In Fields of Blood, Karen Armstrong defends religion against those who would blame it for wars, persecution, and the like. The crux of Armstrong’s argument, according to David Nirenberg, is that religion is only religion when it endorses behavior of which she approves. All cases of violence in the name of religion are thus really about power, oppression, and inequality. Nirenberg writes:
Perhaps we should not judge religions by the company they keep. Still, even (or especially) if we share Armstrong’s sympathies—that is, her view that religion is generally innocent as charged—we should want to ask why religion so often finds itself in arms with the wicked. . . . Divorcing religion from power might ease one’s conscience about faith traditions, but it won’t help us understand why those traditions have so often sought dowries from dominion, which seems to me precisely what we most want and need to know. . . .

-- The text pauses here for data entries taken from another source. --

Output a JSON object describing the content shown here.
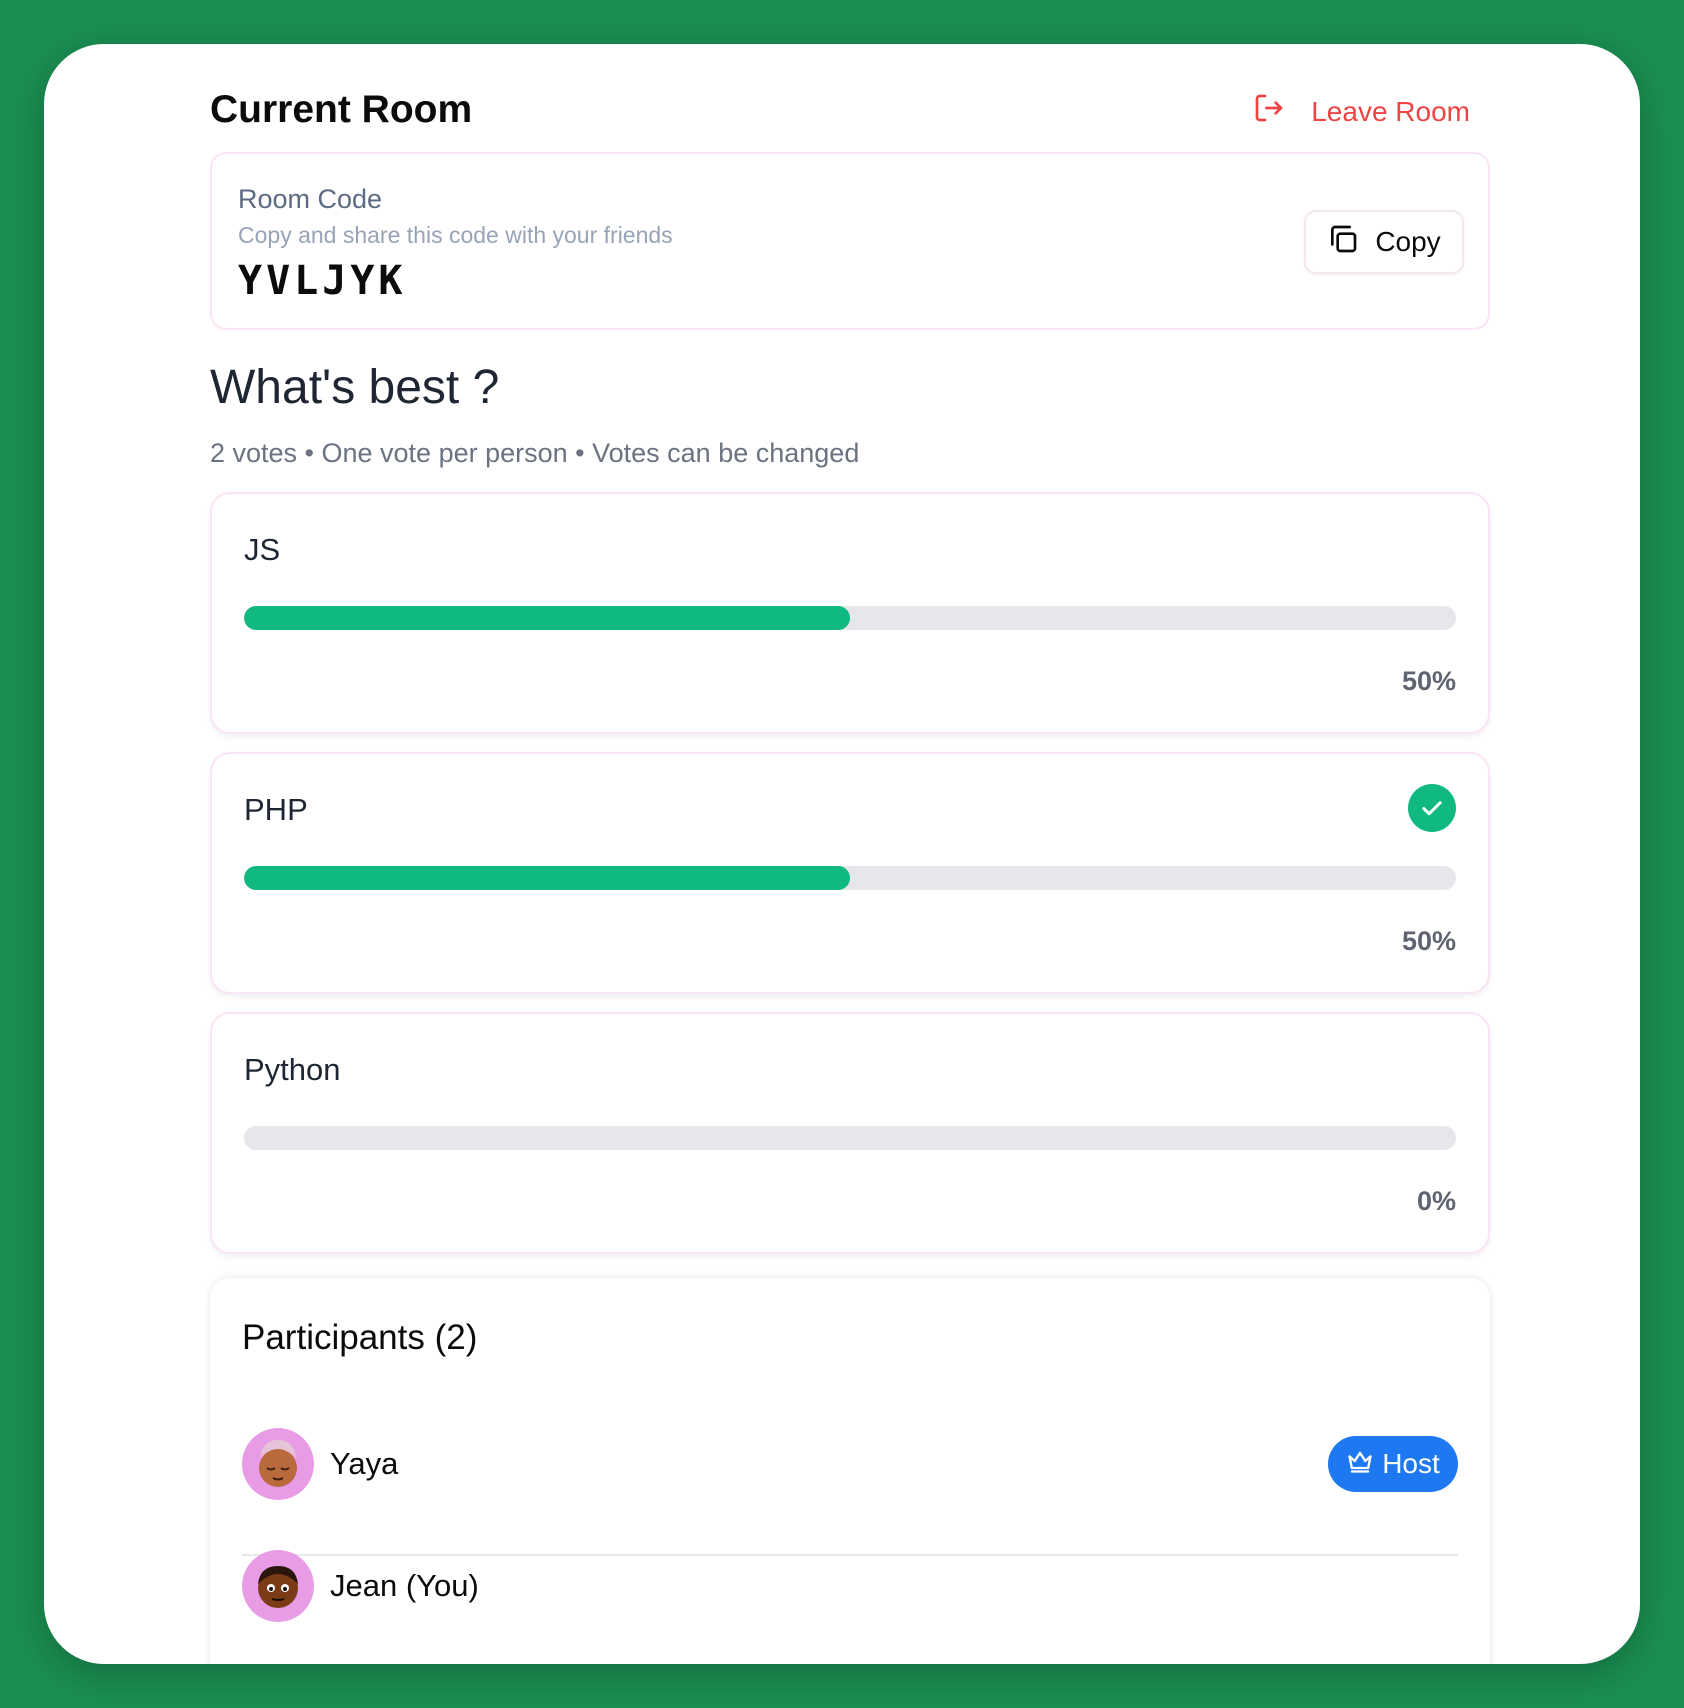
{
  "header": {
    "title": "Current Room",
    "leave_label": "Leave Room"
  },
  "room": {
    "label": "Room Code",
    "subtitle": "Copy and share this code with your friends",
    "code": "YVLJYK",
    "copy_label": "Copy"
  },
  "poll": {
    "question": "What's best ?",
    "meta": "2 votes • One vote per person • Votes can be changed",
    "options": [
      {
        "label": "JS",
        "percent_label": "50%",
        "fill": 0.5,
        "selected": false
      },
      {
        "label": "PHP",
        "percent_label": "50%",
        "fill": 0.5,
        "selected": true
      },
      {
        "label": "Python",
        "percent_label": "0%",
        "fill": 0,
        "selected": false
      }
    ]
  },
  "participants": {
    "title": "Participants (2)",
    "list": [
      {
        "name": "Yaya",
        "badge": "Host"
      },
      {
        "name": "Jean (You)"
      }
    ]
  },
  "colors": {
    "background": "#1b8f52",
    "accent_green": "#10b981",
    "danger": "#ef4444",
    "host_blue": "#1e78f2",
    "avatar_bg": "#e99ce6"
  }
}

Armstrong’s yearning to think of religion as separate from power is unsatisfying and unpersuasive, but it is also an exceedingly common position among Westerners today. Perhaps we should think of this tendency as the secularized form of a religious idea—namely, a particular self-understanding of Christianity as a persecuted and nonpolitical religion of love. This possibility points to another conviction common to Fields of Blood and much other writing on the topic of religion and violence: that it is easy to distinguish between religious and secular ideas, between religious and nonreligious motives for violence. . . .
It is not religion, but powerlessness and oppression, the argument goes, that motivate religious violence. This argument depends on a misplaced confidence in a moralizing distinction central to discussions of post-colonialism: the distinction between power and powerlessness. This is often conjoined with the conviction that the violence of the powerless is ethical or moral, that of the powerful unethical or immoral—and that a line can easily be drawn between the two. Once that line is drawn, it is but a short step to saying that the victims of violence by the powerless are morally more culpable than the perpetrators, because they are beneficiaries of oppression.